Now I am blessed. Beyond description. I will not go into detail about all of the things we had to give up or all of the $$ I used to make. It doesn't matter. Although we have less now, my life is more full. Some of my best friends, Kristina Wright and Virginia Herbst were once teaching a class on parenting and chores and etc. and they ended the class with a handout. It says "Mom, I am the PURPOSE, not the interruption. This has been hanging on my refrigerator for a good 3 or 4 years now. And I swear by it. It is my mantra I repeat to myself when I get frustrated about mommyworld. My children are my purpose in life.
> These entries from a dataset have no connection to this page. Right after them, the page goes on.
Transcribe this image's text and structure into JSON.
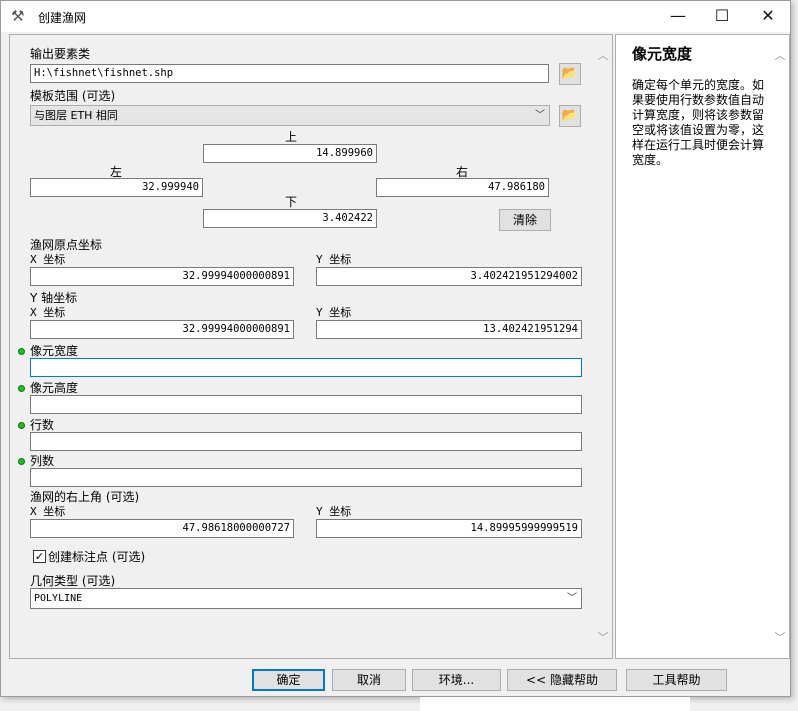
{
  "window": {
    "title": "创建渔网",
    "minimize_glyph": "—",
    "maximize_glyph": "☐",
    "close_glyph": "✕"
  },
  "icons": {
    "title_icon": "hammer-icon",
    "folder_icon": "open-folder-icon",
    "chevron": "chevron-down-icon",
    "scroll_up": "scroll-up-icon",
    "scroll_down": "scroll-down-icon"
  },
  "form": {
    "output_label": "输出要素类",
    "output_value": "H:\\fishnet\\fishnet.shp",
    "template_label": "模板范围 (可选)",
    "template_value": "与图层 ETH 相同",
    "extent": {
      "top_label": "上",
      "top_value": "14.899960",
      "left_label": "左",
      "left_value": "32.999940",
      "right_label": "右",
      "right_value": "47.986180",
      "bottom_label": "下",
      "bottom_value": "3.402422",
      "clear_button": "清除"
    },
    "origin_label": "渔网原点坐标",
    "origin_x_label": "X 坐标",
    "origin_x_value": "32.99994000000891",
    "origin_y_label": "Y 坐标",
    "origin_y_value": "3.402421951294002",
    "yaxis_label": "Y 轴坐标",
    "yaxis_x_label": "X 坐标",
    "yaxis_x_value": "32.99994000000891",
    "yaxis_y_label": "Y 坐标",
    "yaxis_y_value": "13.402421951294",
    "cell_width_label": "像元宽度",
    "cell_width_value": "",
    "cell_height_label": "像元高度",
    "cell_height_value": "",
    "rows_label": "行数",
    "rows_value": "",
    "cols_label": "列数",
    "cols_value": "",
    "corner_label": "渔网的右上角 (可选)",
    "corner_x_label": "X 坐标",
    "corner_x_value": "47.98618000000727",
    "corner_y_label": "Y 坐标",
    "corner_y_value": "14.89995999999519",
    "label_points_checkbox": "创建标注点 (可选)",
    "label_points_checked": "✓",
    "geometry_label": "几何类型 (可选)",
    "geometry_value": "POLYLINE"
  },
  "help": {
    "title": "像元宽度",
    "body": "确定每个单元的宽度。如果要使用行数参数值自动计算宽度，则将该参数留空或将该值设置为零，这样在运行工具时便会计算宽度。"
  },
  "buttons": {
    "ok": "确定",
    "cancel": "取消",
    "environments": "环境...",
    "hide_help": "<< 隐藏帮助",
    "tool_help": "工具帮助"
  },
  "colors": {
    "required_dot": "#17c417",
    "focus_border": "#0078d7"
  }
}
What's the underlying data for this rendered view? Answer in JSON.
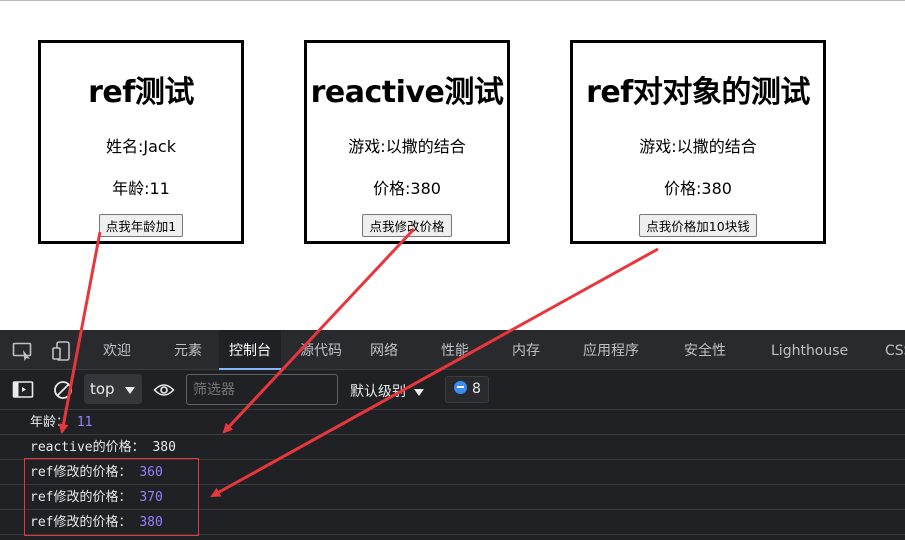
{
  "cards": [
    {
      "title": "ref测试",
      "line1": "姓名:Jack",
      "line2": "年龄:11",
      "button": "点我年龄加1"
    },
    {
      "title": "reactive测试",
      "line1": "游戏:以撒的结合",
      "line2": "价格:380",
      "button": "点我修改价格"
    },
    {
      "title": "ref对对象的测试",
      "line1": "游戏:以撒的结合",
      "line2": "价格:380",
      "button": "点我价格加10块钱"
    }
  ],
  "devtools": {
    "tabs": [
      "欢迎",
      "元素",
      "控制台",
      "源代码",
      "网络",
      "性能",
      "内存",
      "应用程序",
      "安全性",
      "Lighthouse",
      "CSS"
    ],
    "active_tab": "控制台",
    "context": "top",
    "filter_placeholder": "筛选器",
    "levels": "默认级别",
    "issues_count": "8",
    "logs": [
      {
        "label": "年龄：",
        "value": "11"
      },
      {
        "label": "reactive的价格：",
        "value": "380"
      },
      {
        "label": "ref修改的价格：",
        "value": "360"
      },
      {
        "label": "ref修改的价格：",
        "value": "370"
      },
      {
        "label": "ref修改的价格：",
        "value": "380"
      }
    ]
  },
  "colors": {
    "annotation": "#e8363d",
    "devtools_bg": "#202124",
    "number": "#9980ff",
    "active_tab_underline": "#8ab4f8"
  }
}
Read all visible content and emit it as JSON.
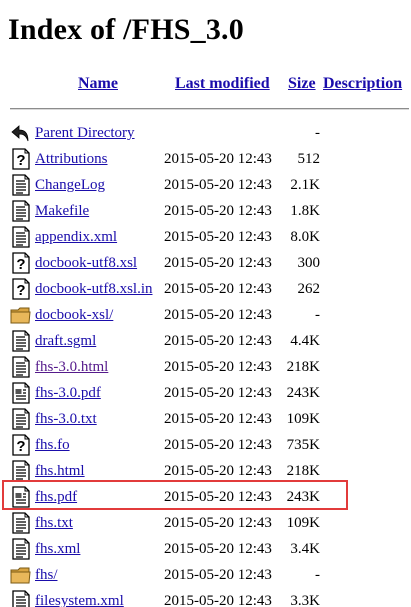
{
  "page": {
    "title": "Index of /FHS_3.0"
  },
  "columns": {
    "name": "Name",
    "last_modified": "Last modified",
    "size": "Size",
    "description": "Description"
  },
  "rows": [
    {
      "name": "Parent Directory",
      "date": "",
      "size": "-",
      "icon": "back-arrow-icon",
      "visited": false
    },
    {
      "name": "Attributions",
      "date": "2015-05-20 12:43",
      "size": "512",
      "icon": "unknown-file-icon",
      "visited": false
    },
    {
      "name": "ChangeLog",
      "date": "2015-05-20 12:43",
      "size": "2.1K",
      "icon": "text-file-icon",
      "visited": false
    },
    {
      "name": "Makefile",
      "date": "2015-05-20 12:43",
      "size": "1.8K",
      "icon": "text-file-icon",
      "visited": false
    },
    {
      "name": "appendix.xml",
      "date": "2015-05-20 12:43",
      "size": "8.0K",
      "icon": "text-file-icon",
      "visited": false
    },
    {
      "name": "docbook-utf8.xsl",
      "date": "2015-05-20 12:43",
      "size": "300",
      "icon": "unknown-file-icon",
      "visited": false
    },
    {
      "name": "docbook-utf8.xsl.in",
      "date": "2015-05-20 12:43",
      "size": "262",
      "icon": "unknown-file-icon",
      "visited": false
    },
    {
      "name": "docbook-xsl/",
      "date": "2015-05-20 12:43",
      "size": "-",
      "icon": "folder-icon",
      "visited": false
    },
    {
      "name": "draft.sgml",
      "date": "2015-05-20 12:43",
      "size": "4.4K",
      "icon": "text-file-icon",
      "visited": false
    },
    {
      "name": "fhs-3.0.html",
      "date": "2015-05-20 12:43",
      "size": "218K",
      "icon": "text-file-icon",
      "visited": true
    },
    {
      "name": "fhs-3.0.pdf",
      "date": "2015-05-20 12:43",
      "size": "243K",
      "icon": "layout-file-icon",
      "visited": false
    },
    {
      "name": "fhs-3.0.txt",
      "date": "2015-05-20 12:43",
      "size": "109K",
      "icon": "text-file-icon",
      "visited": false
    },
    {
      "name": "fhs.fo",
      "date": "2015-05-20 12:43",
      "size": "735K",
      "icon": "unknown-file-icon",
      "visited": false
    },
    {
      "name": "fhs.html",
      "date": "2015-05-20 12:43",
      "size": "218K",
      "icon": "text-file-icon",
      "visited": false
    },
    {
      "name": "fhs.pdf",
      "date": "2015-05-20 12:43",
      "size": "243K",
      "icon": "layout-file-icon",
      "visited": false
    },
    {
      "name": "fhs.txt",
      "date": "2015-05-20 12:43",
      "size": "109K",
      "icon": "text-file-icon",
      "visited": false
    },
    {
      "name": "fhs.xml",
      "date": "2015-05-20 12:43",
      "size": "3.4K",
      "icon": "text-file-icon",
      "visited": false
    },
    {
      "name": "fhs/",
      "date": "2015-05-20 12:43",
      "size": "-",
      "icon": "folder-icon",
      "visited": false
    },
    {
      "name": "filesystem.xml",
      "date": "2015-05-20 12:43",
      "size": "3.3K",
      "icon": "text-file-icon",
      "visited": false
    }
  ],
  "highlight": {
    "row": "fhs.pdf",
    "color": "#e23b3b"
  },
  "colors": {
    "link": "#1a0dab",
    "visited_link": "#551a8b",
    "folder": "#d9a441"
  }
}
And with that I will end by thanking my loving mother, AKA: my "MOMSTER". We have had our differences in life, as most moms and daughters have, but I am truly grateful to you, MOM, for everything you have taught me and are still teaching me about being a mother. I know you worry about if you did a good job when we were kids and I want you to know you did. Thank you for staying home and putting your career on hold to raise me and nurture me (and making that decision BEFORE the proclamation came out-wow). You taught me how to love children and make everyone around me feel appreciated and significant in life. You taught me that it's okay to forget the pile of laundry and sit down with your kids to read or play a game. You taught me how to teach my children. How to be involved in their education and how to stand up for what I believe is right for them. You taught me the importance of 'me-time' (although you never took enough of it for yourself). You taught me the importance of Family Home Evening and togetherness. You taught me that children are way more capable than anybody thinks they are, and most of them just need to be given the chance to prove it. You taught me how to be fair, while also understanding that everybody needs to be taught and molded differently. I always felt that even though I was just a child I was still a person of great importance whose opinion always mattered. You taught me how to set boundaries and follow through even when it is hard. But most importantly you taught me how to love my little children uncondtionally and to make sure that they know that everyday. And for that I thank you and give tribute to you. I love you. Happy Mother's Day.